Proteomics and genomics technologies offer tremendous promise for comprehensively characterizing immune responses as well as generating and testing new hypotheses related to pathophysiology and basic cell biology. In the area of genomics, researchers routinely profile thousands of mRNA species using DNA microarrays. In the relatively new field of proteomics, however, improved methods for analyzing specific proteins in a high-throughput manner are still needed. One rapidly evolving branch of biased proteomics screening technologies is the protein array platform. There are many varieties of protein arrays designed to target different proteomes. Here we report three independent studies that focus both on developing new protein array platforms as well as extending existing technology to investigate innate and adaptive immune responses.

In the first study we describe a new multi-analyte fluid-phase protein array termed high-throughput immunophenotyping using transcription (HIT). Although there are many potential applications for the HIT platform, here we report suitability for profiling cytokines, intracellular signal-transduction molecules, and cell-surface markers. Using HIT we successfully profiled 90 surface markers on human naive T helper (T_H) cells activated in vitro under various conditions to identify both known and previously unrecognized surface marker changes. Due to the flexibility and multiplexing capacity of this technique, HIT arrays are an ideal platform for rapidly identifying markers for further characterization.

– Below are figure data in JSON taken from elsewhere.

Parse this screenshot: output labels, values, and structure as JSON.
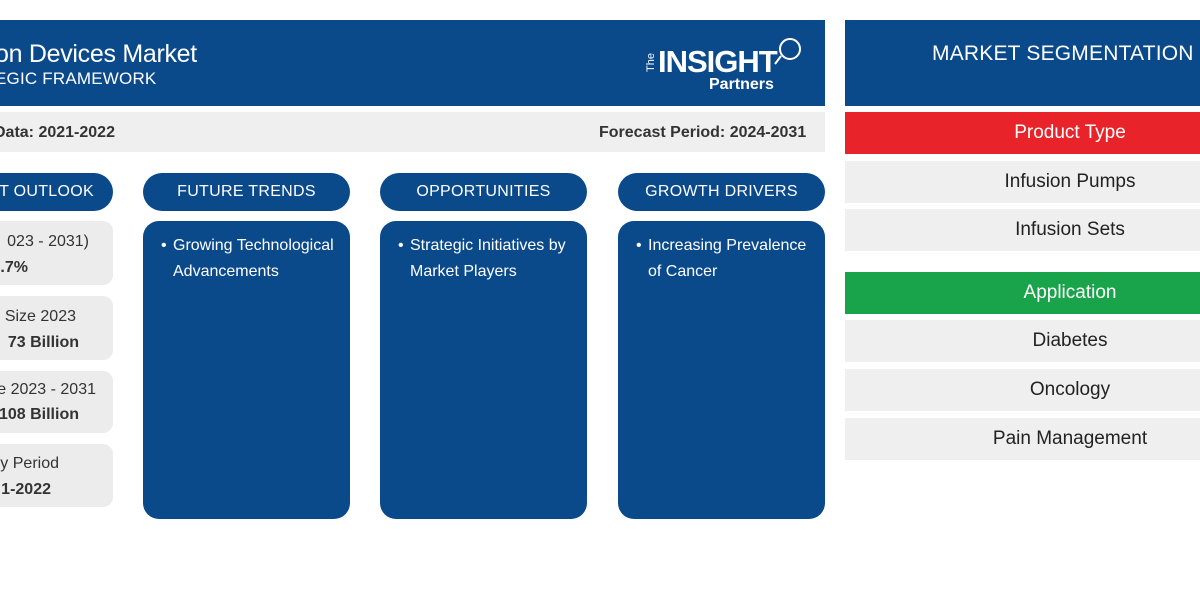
{
  "header": {
    "title": "on Devices Market",
    "subtitle": "EGIC FRAMEWORK",
    "logo_line1": "The",
    "logo_line2": "INSIGHT",
    "logo_line3": "Partners"
  },
  "infobar": {
    "historical": "Data: 2021-2022",
    "forecast": "Forecast Period: 2024-2031"
  },
  "columns": {
    "outlook": "T OUTLOOK",
    "trends": "FUTURE TRENDS",
    "opportunities": "OPPORTUNITIES",
    "drivers": "GROWTH DRIVERS"
  },
  "outlook_cards": [
    {
      "line1": "023 - 2031)",
      "line2": ".7%"
    },
    {
      "line1": "Size 2023",
      "line2": "73 Billion"
    },
    {
      "line1": "e 2023 - 2031",
      "line2": "108 Billion"
    },
    {
      "line1": "y Period",
      "line2": "1-2022"
    }
  ],
  "trends": {
    "items": [
      "Growing Technological Advancements"
    ]
  },
  "opportunities": {
    "items": [
      "Strategic Initiatives by Market Players"
    ]
  },
  "drivers": {
    "items": [
      "Increasing Prevalence of Cancer"
    ]
  },
  "segmentation": {
    "title": "MARKET SEGMENTATION",
    "groups": [
      {
        "label": "Product Type",
        "color": "#e8242a",
        "items": [
          "Infusion Pumps",
          "Infusion Sets"
        ]
      },
      {
        "label": "Application",
        "color": "#19a34a",
        "items": [
          "Diabetes",
          "Oncology",
          "Pain Management"
        ]
      }
    ]
  },
  "colors": {
    "navy": "#0b4a8a",
    "red": "#e8242a",
    "green": "#19a34a",
    "light_gray": "#efefef"
  }
}
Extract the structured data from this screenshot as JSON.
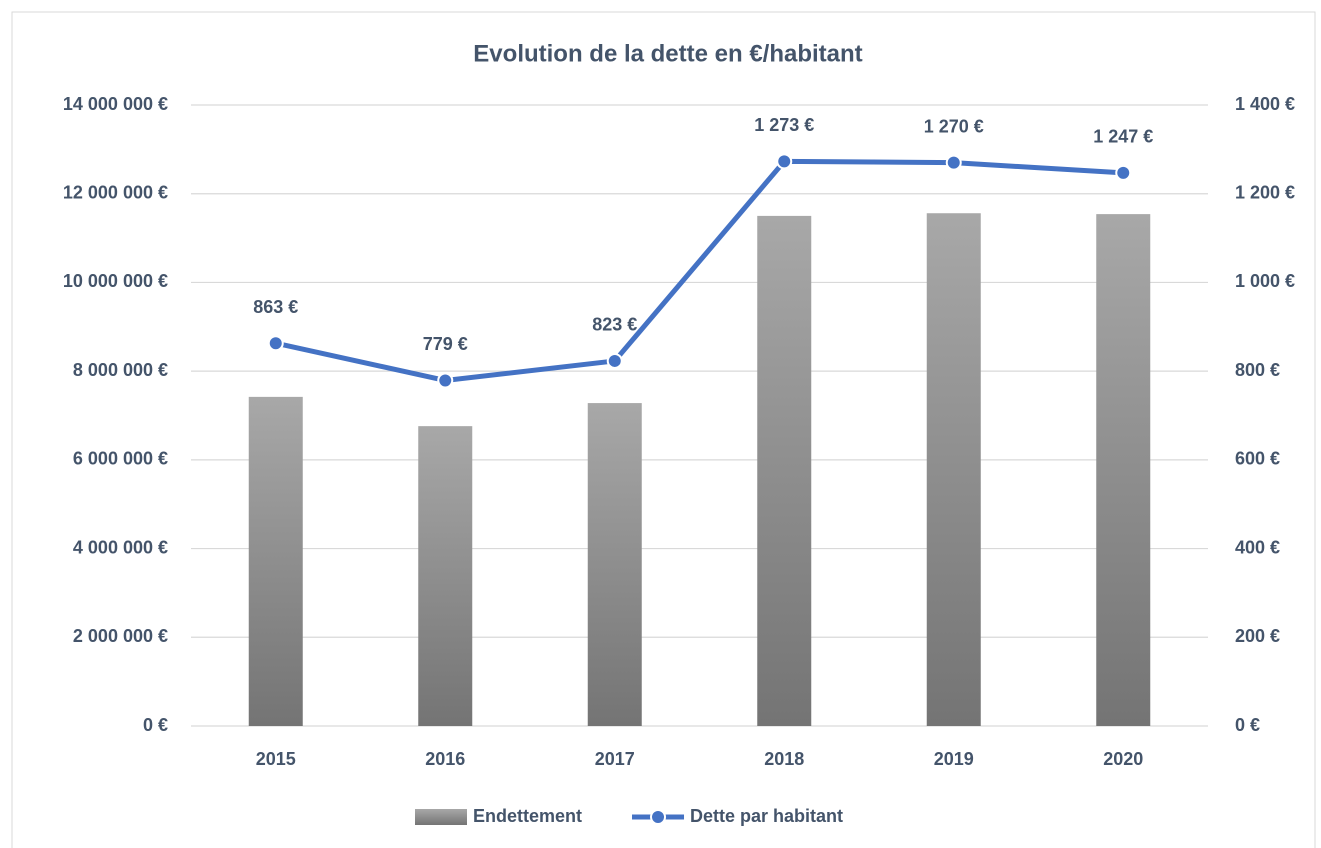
{
  "chart_data": {
    "type": "combo",
    "title": "Evolution de la dette en €/habitant",
    "categories": [
      "2015",
      "2016",
      "2017",
      "2018",
      "2019",
      "2020"
    ],
    "series": [
      {
        "name": "Endettement",
        "type": "bar",
        "color": "#8c8c8c",
        "axis": "y",
        "values": [
          7420000,
          6760000,
          7280000,
          11500000,
          11560000,
          11540000
        ]
      },
      {
        "name": "Dette par habitant",
        "type": "line",
        "color": "#4472c4",
        "axis": "y2",
        "values": [
          863,
          779,
          823,
          1273,
          1270,
          1247
        ],
        "value_labels": [
          "863 €",
          "779 €",
          "823 €",
          "1 273 €",
          "1 270 €",
          "1 247 €"
        ]
      }
    ],
    "ylim": [
      0,
      14000000
    ],
    "yticks": [
      {
        "value": 0,
        "label": "0 €"
      },
      {
        "value": 2000000,
        "label": "2 000 000 €"
      },
      {
        "value": 4000000,
        "label": "4 000 000 €"
      },
      {
        "value": 6000000,
        "label": "6 000 000 €"
      },
      {
        "value": 8000000,
        "label": "8 000 000 €"
      },
      {
        "value": 10000000,
        "label": "10 000 000 €"
      },
      {
        "value": 12000000,
        "label": "12 000 000 €"
      },
      {
        "value": 14000000,
        "label": "14 000 000 €"
      }
    ],
    "y2lim": [
      0,
      1400
    ],
    "y2ticks": [
      {
        "value": 0,
        "label": "0 €"
      },
      {
        "value": 200,
        "label": "200 €"
      },
      {
        "value": 400,
        "label": "400 €"
      },
      {
        "value": 600,
        "label": "600 €"
      },
      {
        "value": 800,
        "label": "800 €"
      },
      {
        "value": 1000,
        "label": "1 000 €"
      },
      {
        "value": 1200,
        "label": "1 200 €"
      },
      {
        "value": 1400,
        "label": "1 400 €"
      }
    ],
    "grid": true,
    "legend": "bottom"
  }
}
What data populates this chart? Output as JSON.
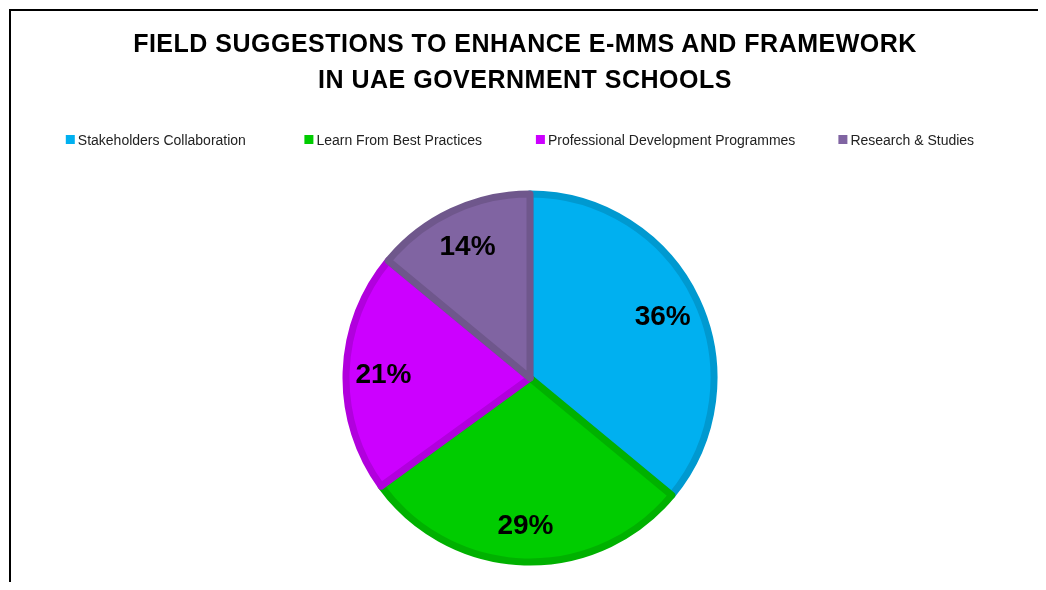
{
  "chart_data": {
    "type": "pie",
    "title": "FIELD SUGGESTIONS TO ENHANCE E-MMS AND FRAMEWORK IN UAE GOVERNMENT SCHOOLS",
    "categories": [
      "Stakeholders Collaboration",
      "Learn From Best Practices",
      "Professional Development Programmes",
      "Research & Studies"
    ],
    "values": [
      36,
      29,
      21,
      14
    ],
    "value_labels": [
      "36%",
      "29%",
      "21%",
      "14%"
    ],
    "colors": [
      "#00b0f0",
      "#00cc00",
      "#cc00ff",
      "#8064a2"
    ],
    "legend": "top"
  }
}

The second study relates to profiling autoantibodies on antigen microarrays. Antigen microarrays are a powerful method of profiling the humoral immune response in the setting of autoimmunity, allergy, and cancer. We evaluated a new two-color Fab labeling method that allows two samples to be applied simultaneously to the same antigen array. Using this technique we profiled serum from a mouse model of systemic lupus erythematosus (SLE) and detected a previously unrecognized reactivity to Ribosomal P. This straightforward labeling approach improves reproducibility and reliably detects changes in autoantibody levels.

Finally, in the third study we employed a different multiplexed technology for studying human IL-17 secreting T helper (T_H17) cells. T _H17 cells are implicated in the pathogenesis of rheumatoid arthritis and other autoimmune diseases, yet the soluble factors that influence human T_H17 differentiation have yet to be fully elucidated. Supernatants from human peripheral blood mononuclear cells (PBMCs) treated with a panel of TLR agonists were tested for the ability to induce de novo IL-17 production in naive T_H cells. Multiplexed analysis of 22 cytokines and chemokines identified a 6-factor cytokine signature that significantly correlated with IL-17 inducing activity. Activation in the presence of a subset of these cytokines reconstituted robust IL-17 production. We conclude that ligation of a subset of TLRs generates pro-inflammatory cytokines that combine to potentiate human T_H17 differentiation.

Taken together, these data demonstrate the utility of protein array platforms for analyzing immune responses, identifying biomarkers, and generating hypotheses. High-content screens using protein arrays require small amounts of biological material and generate large amounts of data. As a result, these methods promise to accelerate the identification of potential molecular targets for therapeutic interventions.